Yani Kaddafi'nin oğlu ve üç torunu sivilleri korumak için Libya'ya müdahale eden NATO tarafından katledilmiş siviller değil mi? Eğer adaletten söz edeceksek adalet herkes için geçerli değil mi?

Bana göre NATO Libya'da cinayetler serisine bir yenisini daha eklemiştir.
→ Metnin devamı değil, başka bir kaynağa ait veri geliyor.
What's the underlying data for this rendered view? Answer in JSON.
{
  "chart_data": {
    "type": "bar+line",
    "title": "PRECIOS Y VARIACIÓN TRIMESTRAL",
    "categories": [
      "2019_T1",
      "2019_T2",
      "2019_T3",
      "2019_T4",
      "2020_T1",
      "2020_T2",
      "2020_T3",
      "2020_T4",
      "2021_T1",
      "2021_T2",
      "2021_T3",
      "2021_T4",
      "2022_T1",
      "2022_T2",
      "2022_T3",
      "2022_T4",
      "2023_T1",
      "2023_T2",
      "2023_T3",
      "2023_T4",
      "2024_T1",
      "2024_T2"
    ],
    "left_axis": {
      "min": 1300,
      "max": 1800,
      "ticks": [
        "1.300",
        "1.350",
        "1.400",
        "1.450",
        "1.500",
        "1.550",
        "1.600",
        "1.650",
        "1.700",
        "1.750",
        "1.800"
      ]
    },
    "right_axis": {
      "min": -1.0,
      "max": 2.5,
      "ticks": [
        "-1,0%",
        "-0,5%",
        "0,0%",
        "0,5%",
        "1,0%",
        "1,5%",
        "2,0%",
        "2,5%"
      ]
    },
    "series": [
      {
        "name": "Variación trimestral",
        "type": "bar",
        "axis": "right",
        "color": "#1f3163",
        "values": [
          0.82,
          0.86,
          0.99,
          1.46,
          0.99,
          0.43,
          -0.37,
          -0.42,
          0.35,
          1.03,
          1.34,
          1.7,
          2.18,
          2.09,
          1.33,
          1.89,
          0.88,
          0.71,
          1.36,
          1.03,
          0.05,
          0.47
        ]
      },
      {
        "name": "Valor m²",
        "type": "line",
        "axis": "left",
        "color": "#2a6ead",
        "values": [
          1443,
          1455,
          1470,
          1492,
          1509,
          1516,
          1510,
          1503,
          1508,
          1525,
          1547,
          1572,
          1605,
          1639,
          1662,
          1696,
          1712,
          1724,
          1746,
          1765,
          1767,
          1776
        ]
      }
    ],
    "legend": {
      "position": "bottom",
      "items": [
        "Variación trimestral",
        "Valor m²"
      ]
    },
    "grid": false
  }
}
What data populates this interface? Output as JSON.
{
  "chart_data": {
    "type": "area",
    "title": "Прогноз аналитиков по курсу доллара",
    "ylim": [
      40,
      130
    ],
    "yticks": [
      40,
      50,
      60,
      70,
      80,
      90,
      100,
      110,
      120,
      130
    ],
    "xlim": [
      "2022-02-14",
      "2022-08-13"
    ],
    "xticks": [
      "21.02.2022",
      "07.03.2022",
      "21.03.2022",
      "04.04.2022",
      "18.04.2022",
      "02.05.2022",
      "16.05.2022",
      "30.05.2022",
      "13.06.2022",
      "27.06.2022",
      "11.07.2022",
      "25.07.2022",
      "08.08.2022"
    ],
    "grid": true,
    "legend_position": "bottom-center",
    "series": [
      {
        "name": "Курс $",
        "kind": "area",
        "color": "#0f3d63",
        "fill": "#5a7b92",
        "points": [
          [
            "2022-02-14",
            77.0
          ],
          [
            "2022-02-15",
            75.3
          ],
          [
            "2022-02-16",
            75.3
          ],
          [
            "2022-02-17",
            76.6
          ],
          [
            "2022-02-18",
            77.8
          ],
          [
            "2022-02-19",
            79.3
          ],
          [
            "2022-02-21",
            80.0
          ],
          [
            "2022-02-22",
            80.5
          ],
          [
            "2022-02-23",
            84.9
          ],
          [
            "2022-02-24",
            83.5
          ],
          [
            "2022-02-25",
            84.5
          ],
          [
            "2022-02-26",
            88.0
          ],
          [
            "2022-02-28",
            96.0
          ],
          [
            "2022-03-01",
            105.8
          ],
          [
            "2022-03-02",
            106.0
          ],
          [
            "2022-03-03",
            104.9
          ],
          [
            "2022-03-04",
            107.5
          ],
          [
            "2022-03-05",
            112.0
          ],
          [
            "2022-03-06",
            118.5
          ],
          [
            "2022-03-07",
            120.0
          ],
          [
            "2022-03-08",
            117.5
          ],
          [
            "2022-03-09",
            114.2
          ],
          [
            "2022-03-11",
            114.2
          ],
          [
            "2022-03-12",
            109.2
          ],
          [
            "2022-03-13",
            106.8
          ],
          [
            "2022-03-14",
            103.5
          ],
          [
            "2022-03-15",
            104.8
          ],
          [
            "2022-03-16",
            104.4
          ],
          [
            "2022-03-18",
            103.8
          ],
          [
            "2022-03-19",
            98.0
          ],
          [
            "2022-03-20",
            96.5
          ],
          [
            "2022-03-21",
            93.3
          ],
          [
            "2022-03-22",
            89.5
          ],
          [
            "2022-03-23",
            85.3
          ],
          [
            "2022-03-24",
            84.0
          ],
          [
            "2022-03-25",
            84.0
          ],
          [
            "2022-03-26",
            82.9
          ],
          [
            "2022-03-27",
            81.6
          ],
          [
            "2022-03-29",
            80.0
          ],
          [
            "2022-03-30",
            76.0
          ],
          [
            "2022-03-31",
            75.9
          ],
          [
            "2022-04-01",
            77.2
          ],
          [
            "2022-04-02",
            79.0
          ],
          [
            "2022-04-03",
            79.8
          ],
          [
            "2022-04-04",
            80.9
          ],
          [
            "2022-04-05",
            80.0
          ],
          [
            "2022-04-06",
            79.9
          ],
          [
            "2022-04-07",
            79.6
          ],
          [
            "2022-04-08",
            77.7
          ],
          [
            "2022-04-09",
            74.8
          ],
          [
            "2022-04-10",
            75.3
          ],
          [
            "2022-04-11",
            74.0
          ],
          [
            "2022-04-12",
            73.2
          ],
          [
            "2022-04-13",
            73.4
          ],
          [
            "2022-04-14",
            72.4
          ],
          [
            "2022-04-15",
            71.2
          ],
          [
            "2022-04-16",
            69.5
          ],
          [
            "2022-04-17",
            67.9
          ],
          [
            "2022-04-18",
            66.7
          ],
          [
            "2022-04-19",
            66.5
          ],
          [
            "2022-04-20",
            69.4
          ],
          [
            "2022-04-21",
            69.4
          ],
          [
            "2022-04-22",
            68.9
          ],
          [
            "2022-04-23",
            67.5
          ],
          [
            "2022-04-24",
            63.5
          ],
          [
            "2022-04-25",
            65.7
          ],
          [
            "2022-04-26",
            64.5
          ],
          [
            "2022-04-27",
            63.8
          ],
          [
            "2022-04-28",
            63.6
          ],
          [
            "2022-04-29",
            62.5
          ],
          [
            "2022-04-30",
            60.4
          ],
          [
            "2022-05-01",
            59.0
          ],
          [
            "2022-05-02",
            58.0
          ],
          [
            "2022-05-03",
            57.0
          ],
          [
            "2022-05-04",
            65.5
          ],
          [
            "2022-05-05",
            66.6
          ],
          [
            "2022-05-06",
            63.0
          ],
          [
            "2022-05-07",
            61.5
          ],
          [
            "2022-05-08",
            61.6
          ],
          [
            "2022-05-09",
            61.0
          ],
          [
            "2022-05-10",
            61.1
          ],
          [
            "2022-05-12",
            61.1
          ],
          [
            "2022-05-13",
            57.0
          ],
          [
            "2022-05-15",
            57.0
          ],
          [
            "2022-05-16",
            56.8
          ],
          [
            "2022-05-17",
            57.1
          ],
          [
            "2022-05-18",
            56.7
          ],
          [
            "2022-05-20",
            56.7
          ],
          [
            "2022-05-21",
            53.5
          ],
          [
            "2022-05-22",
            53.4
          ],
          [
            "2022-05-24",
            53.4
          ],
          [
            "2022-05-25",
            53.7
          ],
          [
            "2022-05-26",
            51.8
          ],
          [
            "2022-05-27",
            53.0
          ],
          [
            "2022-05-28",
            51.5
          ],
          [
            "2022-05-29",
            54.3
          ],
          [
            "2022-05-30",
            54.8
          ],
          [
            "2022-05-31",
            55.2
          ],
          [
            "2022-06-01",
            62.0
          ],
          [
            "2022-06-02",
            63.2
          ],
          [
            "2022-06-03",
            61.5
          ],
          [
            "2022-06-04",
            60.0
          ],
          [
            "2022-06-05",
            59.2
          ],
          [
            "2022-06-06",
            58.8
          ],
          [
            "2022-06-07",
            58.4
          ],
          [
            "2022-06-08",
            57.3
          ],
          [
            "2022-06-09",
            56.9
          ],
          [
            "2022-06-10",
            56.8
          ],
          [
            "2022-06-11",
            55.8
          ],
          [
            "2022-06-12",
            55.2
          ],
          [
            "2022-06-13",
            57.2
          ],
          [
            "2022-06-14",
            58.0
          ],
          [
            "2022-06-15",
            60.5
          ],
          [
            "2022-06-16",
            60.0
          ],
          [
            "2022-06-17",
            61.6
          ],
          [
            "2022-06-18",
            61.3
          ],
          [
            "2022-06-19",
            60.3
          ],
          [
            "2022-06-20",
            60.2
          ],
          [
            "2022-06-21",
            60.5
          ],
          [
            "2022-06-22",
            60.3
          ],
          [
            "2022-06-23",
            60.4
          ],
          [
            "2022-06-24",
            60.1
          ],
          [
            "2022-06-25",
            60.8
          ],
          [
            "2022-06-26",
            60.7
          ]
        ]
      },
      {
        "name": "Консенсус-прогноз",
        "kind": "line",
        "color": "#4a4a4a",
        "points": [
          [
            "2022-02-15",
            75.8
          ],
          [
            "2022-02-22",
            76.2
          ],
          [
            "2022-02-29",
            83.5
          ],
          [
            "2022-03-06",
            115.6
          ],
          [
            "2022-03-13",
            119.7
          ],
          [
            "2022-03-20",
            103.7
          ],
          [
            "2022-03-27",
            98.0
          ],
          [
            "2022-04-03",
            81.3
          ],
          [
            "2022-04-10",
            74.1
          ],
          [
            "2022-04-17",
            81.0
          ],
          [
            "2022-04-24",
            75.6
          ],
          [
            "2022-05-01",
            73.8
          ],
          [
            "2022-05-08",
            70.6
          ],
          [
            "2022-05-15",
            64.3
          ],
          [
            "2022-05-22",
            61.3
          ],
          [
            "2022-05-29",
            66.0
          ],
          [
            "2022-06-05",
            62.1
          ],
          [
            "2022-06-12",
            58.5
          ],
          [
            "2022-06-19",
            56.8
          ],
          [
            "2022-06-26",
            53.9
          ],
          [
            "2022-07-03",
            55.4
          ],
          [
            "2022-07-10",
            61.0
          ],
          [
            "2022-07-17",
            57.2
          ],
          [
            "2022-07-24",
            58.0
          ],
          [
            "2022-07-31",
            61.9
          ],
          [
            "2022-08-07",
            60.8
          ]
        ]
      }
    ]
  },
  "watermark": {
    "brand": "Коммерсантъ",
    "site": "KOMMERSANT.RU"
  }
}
Ve bunda şahsen benim için şaşıracak bir yan yoktur.

Bin Ladin olayı ise gerçekten medya tarafından tam bir yalan fırtınasına, kin ve vahşetin meziyetmiş gibi takdimine dönüştü.

Ne imiş efendim kimi haberlere göre 6 yıldır, kimilerine göre 10 yıldır Ladin takipte imiş... İyi de niçin bu kadar beklediler? Bana göre cevapsız bir soru..
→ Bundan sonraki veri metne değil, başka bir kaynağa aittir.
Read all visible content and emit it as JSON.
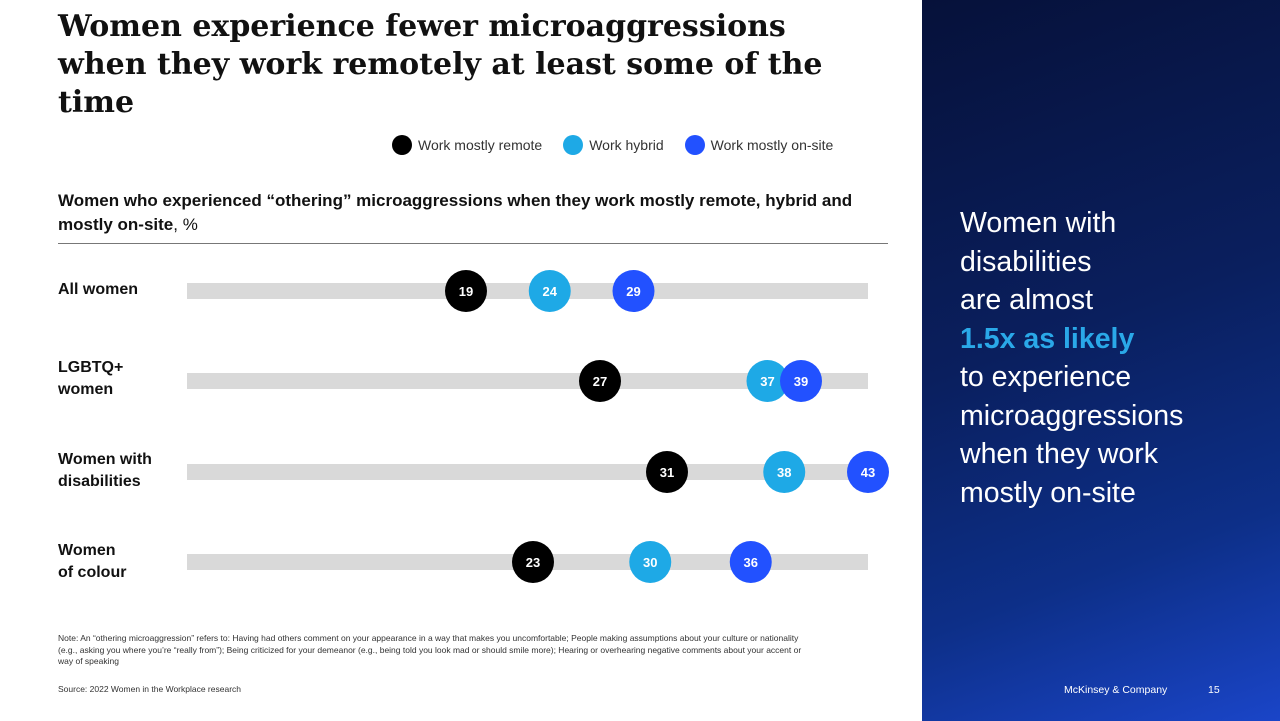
{
  "title": "Women experience fewer microaggressions\nwhen they work remotely at least some of the\ntime",
  "subtitle": {
    "text": "Women who experienced “othering” microaggressions when they work mostly remote, hybrid and mostly on-site",
    "unit": ", %"
  },
  "legend": [
    {
      "label": "Work mostly remote",
      "color": "#000000"
    },
    {
      "label": "Work hybrid",
      "color": "#1ea9e6"
    },
    {
      "label": "Work mostly on-site",
      "color": "#2251ff"
    }
  ],
  "chart_data": {
    "type": "dot",
    "categories": [
      "All women",
      "LGBTQ+\nwomen",
      "Women with\ndisabilities",
      "Women\nof colour"
    ],
    "series": [
      {
        "name": "Work mostly remote",
        "color": "#000000",
        "values": [
          19,
          27,
          31,
          23
        ]
      },
      {
        "name": "Work hybrid",
        "color": "#1ea9e6",
        "values": [
          24,
          37,
          38,
          30
        ]
      },
      {
        "name": "Work mostly on-site",
        "color": "#2251ff",
        "values": [
          29,
          39,
          43,
          36
        ]
      }
    ],
    "unit": "%"
  },
  "note": "Note: An “othering microaggression” refers to: Having had others comment on your appearance in a way that makes you uncomfortable; People making assumptions about your culture or nationality (e.g., asking you where you’re “really from”); Being criticized for your demeanor (e.g., being told you look mad or should smile more); Hearing or overhearing negative comments about your accent or way of speaking",
  "source": "Source: 2022 Women in the Workplace research",
  "callout": {
    "before": "Women with\ndisabilities\nare almost",
    "highlight": "1.5x as likely",
    "after": "to experience\nmicroaggressions\nwhen they work\nmostly on-site"
  },
  "footer": {
    "brand": "McKinsey & Company",
    "page": "15"
  }
}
İkincisi yine haberlere göre Bin Ladin'in işi tek kurşunla bitirilmiş. İyi de operasyon niçin 40 dakika sürmüş. Eğer açıklandığı gibi birkaç saat değil de 40 dakika sürmüş ise...
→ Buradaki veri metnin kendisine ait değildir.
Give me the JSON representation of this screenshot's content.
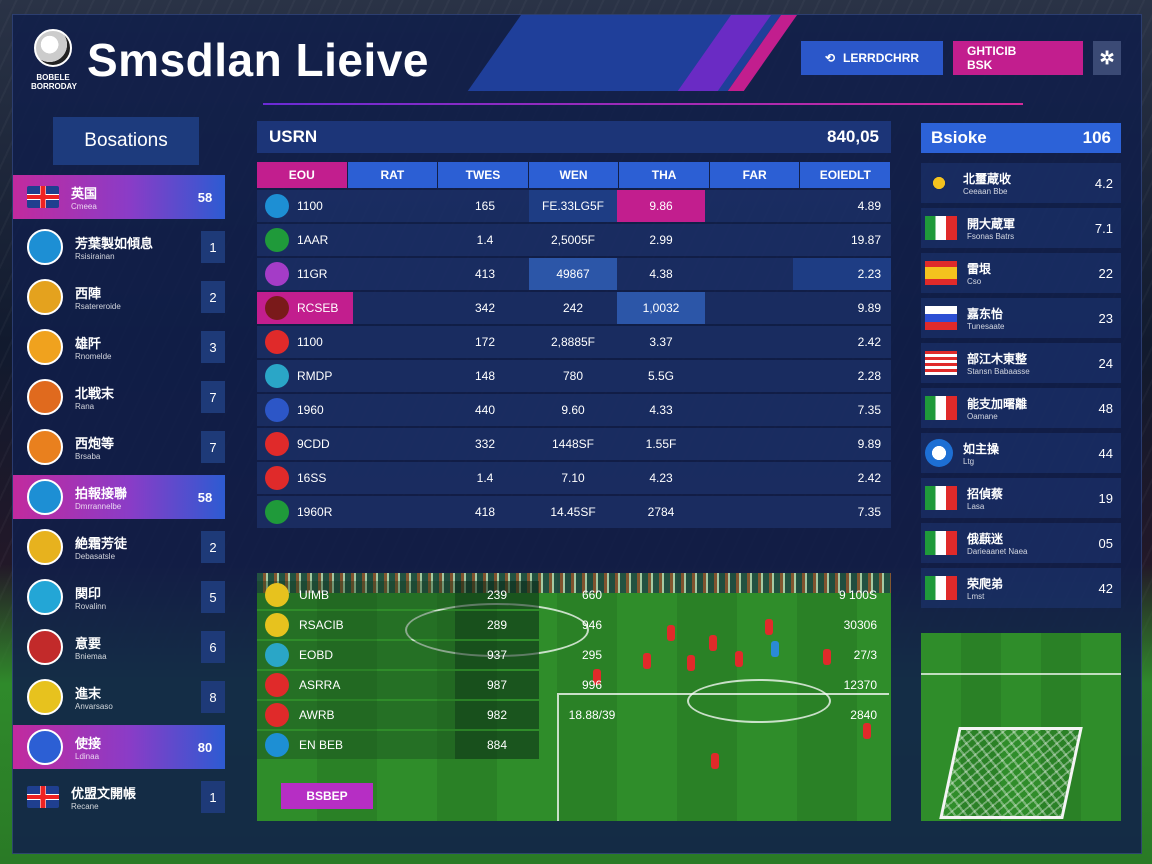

Üzerinde durmak istediğim ve cevabının mutlaka bulunması gereken husus ise... Ladin haberleri başlangıçta televizyonlarda "Ladin öldürüldü, cesedi Amerikalıların elinde" şeklinde verildi. Ve bu durum saatlerce tekrarlandı... Sonra ise cesedin üzerinde DNA testi yapıldıktan sonra okyanusa atıldığı duyuruldu... Sonra buna bir de İslami usullere uyularak cesedin denize atıldığı eklendi. İslami usullerde cesedin denize atılması mı var? Hem niçin denize atlıyor. Dünya kamuoyundan gizlenmek istenen nedir? Yalan fırtınasının üzerindeki perdenin aralanmasından mı korkuluyor?

Olay üzerinde daha duracağım. Ancak, hemen belirteyim ki çağdaş sömürgecilerin borusunun öttüğü bir dünyada adaletin tecellisi, vahşetin durması mümkün değildir. Adil Yeni Bir Dünya'nın kurulmasına bugün daha çok ihtiyaç vardır.